I had enough cash on me for the hospital bill. A minor miracle, that.
It had rained during the morning and the streets were still wet. I stood on the sidewalk and felt the confidence drain out of me. There was a bar right across the street. I had money in my pocket for a drink and I knew it would make me feel better.
I went back to my hotel instead. I had to get up the nerve to approach the desk and collect my mail and messages, as if I'd done something shameful and owed some profound apology to the desk clerk.
The worst of it was not knowing what I might have done during the time I was in blackout.
Nothing showed in the clerk's expression. Maybe I'd spent most of the lost time in my room, drinking in isolation. Maybe I'd never returned to the hotel since I left it Sunday night.
I went upstairs and ruled out the latter hypothesis. I'd evidently returned sometime either Monday or Tuesday, because I'd finished the bottle of J. W. Dant and there was a half-full quart of Jim Beam on the bureau beside the empty Dant bottle. The dealer's label indicated it was from a store on Eighth Avenue.
I thought, Well, here's the first test. Either you drink or you don't.
I poured the bourbon down the sink, rinsed out both bottles and put them in the trash.

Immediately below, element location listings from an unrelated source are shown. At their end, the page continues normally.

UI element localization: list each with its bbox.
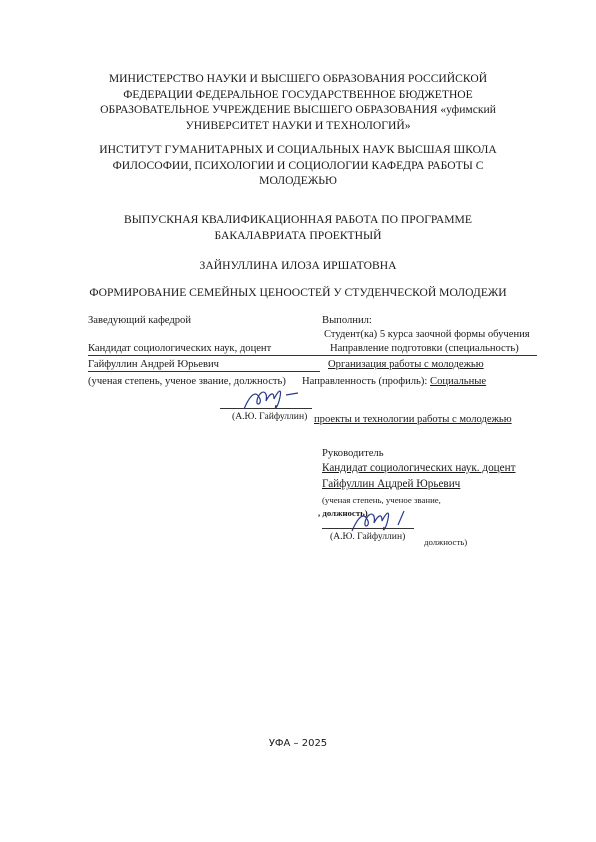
direction-underline xyxy=(320,355,537,356)
student-info: Студент(ка) 5 курса заочной формы обучен… xyxy=(324,328,530,341)
direction-value: Организация работы с молодежью xyxy=(328,358,484,371)
head-of-department-label: Заведующий кафедрой xyxy=(88,314,191,327)
city-year: УФА – 2025 xyxy=(0,738,596,749)
profile-line: Направленность (профиль): Социальные xyxy=(302,375,486,388)
head-name: Гайфуллин Андрей Юрьевич xyxy=(88,358,219,371)
head-signature-name: (А.Ю. Гайфуллин) xyxy=(232,410,307,423)
work-type-heading: ВЫПУСКНАЯ КВАЛИФИКАЦИОННАЯ РАБОТА ПО ПРО… xyxy=(60,212,536,243)
head-signature-icon xyxy=(240,385,320,413)
performer-label: Выполнил: xyxy=(322,314,372,327)
supervisor-name: Гайфуллин Ацдрей Юрьевич xyxy=(322,478,460,491)
direction-label: Направление подготовки (специальность) xyxy=(330,342,519,355)
profile-value-part1: Социальные xyxy=(430,376,486,387)
author-name: ЗАЙНУЛЛИНА ИЛОЗА ИРШАТОВНА xyxy=(60,258,536,274)
supervisor-degree: Кандидат социологических наук. доцент xyxy=(322,462,516,475)
thesis-topic: ФОРМИРОВАНИЕ СЕМЕЙНЫХ ЦЕНООСТЕЙ У СТУДЕН… xyxy=(40,285,556,301)
profile-value-part2: проекты и технологии работы с молодежью xyxy=(314,413,512,426)
head-degree-underline xyxy=(88,355,320,356)
supervisor-signature-name: (А.Ю. Гайфуллин) xyxy=(330,530,405,543)
head-name-underline xyxy=(88,371,320,372)
head-degree: Кандидат социологических наук, доцент xyxy=(88,342,271,355)
supervisor-label: Руководитель xyxy=(322,447,384,460)
profile-label: Направленность (профиль): xyxy=(302,376,430,387)
ministry-heading: МИНИСТЕРСТВО НАУКИ И ВЫСШЕГО ОБРАЗОВАНИЯ… xyxy=(60,71,536,133)
institute-heading: ИНСТИТУТ ГУМАНИТАРНЫХ И СОЦИАЛЬНЫХ НАУК … xyxy=(60,142,536,189)
supervisor-signature-line xyxy=(322,528,414,529)
supervisor-caption-3: должность) xyxy=(424,536,467,549)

The mail was all junk. I got rid of it and looked at my messages.
Anita had called Monday morning.
Someone named Jim Faber had called Tuesday night and left a number. And Chance had called once last night and once this morning.
I took a long hot shower and a careful shave and put on clean clothes. I threw out the shirt and socks and underwear I'd worn home from the hospital and put the suit aside. Maybe the dry cleaner would be able to do something with it. I picked up my messages and went through them again.
My ex-wife Anita. Chance, the pimp who'd killed Kim Dakkinen.
And somebody named Faber. I didn't know anybody named Faber, unless he was some drunk who'd become a long-lost buddy during my drunken wanderings.
I discarded the slip with his number and weighed a trip downstairs against the hassle of placing a call through the hotel operator. If I hadn't poured out the bourbon I might have had a drink just about then.
Instead I went downstairs and called Anita from the lobby booth.
It was a curious conversation. We were carefully polite, as we often are, and after we'd circled one another like first-round prizefighters she asked me why I'd called. 'I'm just returning your call,' I said.